Ao mesmo tempo, investigações foram iniciadas em diversas esferas para apontar as causas e os responsáveis, mas ainda seguem sem conclusões. O promotor de Justiça Carlos Ferreira Pinto afirma ser prematuro apontar causas. “Só posso dizer que não tem nada de fatalidade natural, de acidente. É realmente uma intervenção equivocada que gerou o rompimento”. 

Pendências
Dúvidas
. Algumas das perguntas sem resposta: De quem é a culpa? O que causou o rompimento da barragem? Quem vai pagar por todos os danos? Onde estão as pessoas desaparecidas?

Saiba mais
Resgate
. O Corpo de Bombeiros encontrou um braço próximo ao rio Doce, na altura do município de mesmo nome, na Zona da Mata. Exames de DNA devem confirmar se ele tem relação com o rompimento da barragem de Fundão.

Mortes. Até o momento, 11 corpos já foram achados, sendo que quatro ainda
não foram identificados. Doze pessoas estão desaparecidas – nove funcionários da Samarco e três moradores. 

Polícia Civil. O delegado da Aloisio Fagundes, da Delegacia de Crimes contra o Meio Ambiente, informou que ouviu 12 pessoas. Ele analisa cópias das plantas do projeto de construção e
de monitoramento da barragem de Fundão e realiza uma perícia técnica no local, com apoio de geólogo contratado.

Outras investigações. A Polícia Federal também apura a tragédia, mas não deu informações sobre o inquérito. A BHP Billiton, uma das controladoras da Samarco, informou que realizará uma investigação independente sobre o rompimento da barragem.

Fundo. Termina segunda prazo do MPMG para que a Samarco crie fundo de R$ 1 bilhão para a recuperação do rio Doce. A multa diária para descumprimento é de R$ 200 mil.

Famílias cobram buscas e moradia

Mariana. 
Quanto mais o tempo passa, mais as famílias atingidas pela tragédia temem que o problema caia no esquecimento e na impunidade. Até hoje, questões básicas, como acomodação dos desabrigados, ainda não foram resolvidas. Segundo a Samarco, 1.265 pessoas foram alocadas em hotéis da região e 300 casas estavam sendo vistoriadas para receber as famílias até que uma solução definitiva seja realizada, como a reconstrução de Bento Rodrigues.
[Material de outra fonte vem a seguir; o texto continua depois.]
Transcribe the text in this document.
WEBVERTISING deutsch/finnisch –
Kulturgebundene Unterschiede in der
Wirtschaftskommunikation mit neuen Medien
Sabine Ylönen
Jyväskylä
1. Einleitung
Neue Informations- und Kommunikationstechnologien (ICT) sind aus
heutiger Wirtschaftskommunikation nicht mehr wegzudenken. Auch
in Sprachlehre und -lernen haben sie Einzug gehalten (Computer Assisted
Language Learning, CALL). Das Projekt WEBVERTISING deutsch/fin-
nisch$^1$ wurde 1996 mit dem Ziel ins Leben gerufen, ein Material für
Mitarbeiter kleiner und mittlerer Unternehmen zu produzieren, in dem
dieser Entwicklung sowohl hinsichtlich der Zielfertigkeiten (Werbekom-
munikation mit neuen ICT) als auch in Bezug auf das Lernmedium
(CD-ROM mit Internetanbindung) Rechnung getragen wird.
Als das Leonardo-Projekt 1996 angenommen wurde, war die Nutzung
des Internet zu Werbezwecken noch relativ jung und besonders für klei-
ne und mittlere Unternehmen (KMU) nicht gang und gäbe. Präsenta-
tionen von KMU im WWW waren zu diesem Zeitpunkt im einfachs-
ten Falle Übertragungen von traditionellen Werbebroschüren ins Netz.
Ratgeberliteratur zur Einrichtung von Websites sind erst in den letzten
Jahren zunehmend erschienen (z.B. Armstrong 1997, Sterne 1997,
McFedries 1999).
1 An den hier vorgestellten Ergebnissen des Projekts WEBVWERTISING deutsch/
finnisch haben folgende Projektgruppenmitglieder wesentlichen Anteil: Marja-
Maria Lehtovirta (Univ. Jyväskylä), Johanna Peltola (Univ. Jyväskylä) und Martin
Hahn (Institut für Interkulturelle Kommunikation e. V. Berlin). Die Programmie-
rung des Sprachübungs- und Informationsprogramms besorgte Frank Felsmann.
Antes de responder como está sendo a vida no hotel, a dona de casa Terezinha Custódio, 45, hesitou, mas afirmou desesperançosa: “O que a gente pode fazer? Estou esperando para ver se eles arrumam uma casa, se decidem alguma coisa. Hotel é ruim demais. Não gosto de depender dos outros. Tinha uma vida tranquila, e depois descontrolou tudo em um piscar de olhos”, disse.

O prefeito de Mariana, Duarte Júnior, também cobra que as buscas aos desaparecidos não parem. Esse foi um dos pedidos prioritários feitos por ele em Brasília, na última quarta-feira, quando solicitou também multas mais altas à Samarco. “Não se deve estabelecer um valor máximo de multa.

Ela deve ser de acordo com o levantamento feito diante dos danos causados a cada família e ao meio ambiente. O valor (R$ 250 milhões) é muito baixo para uma empresa que lucrou R$ 2,8 bilhões só no ano passado”, afirmou.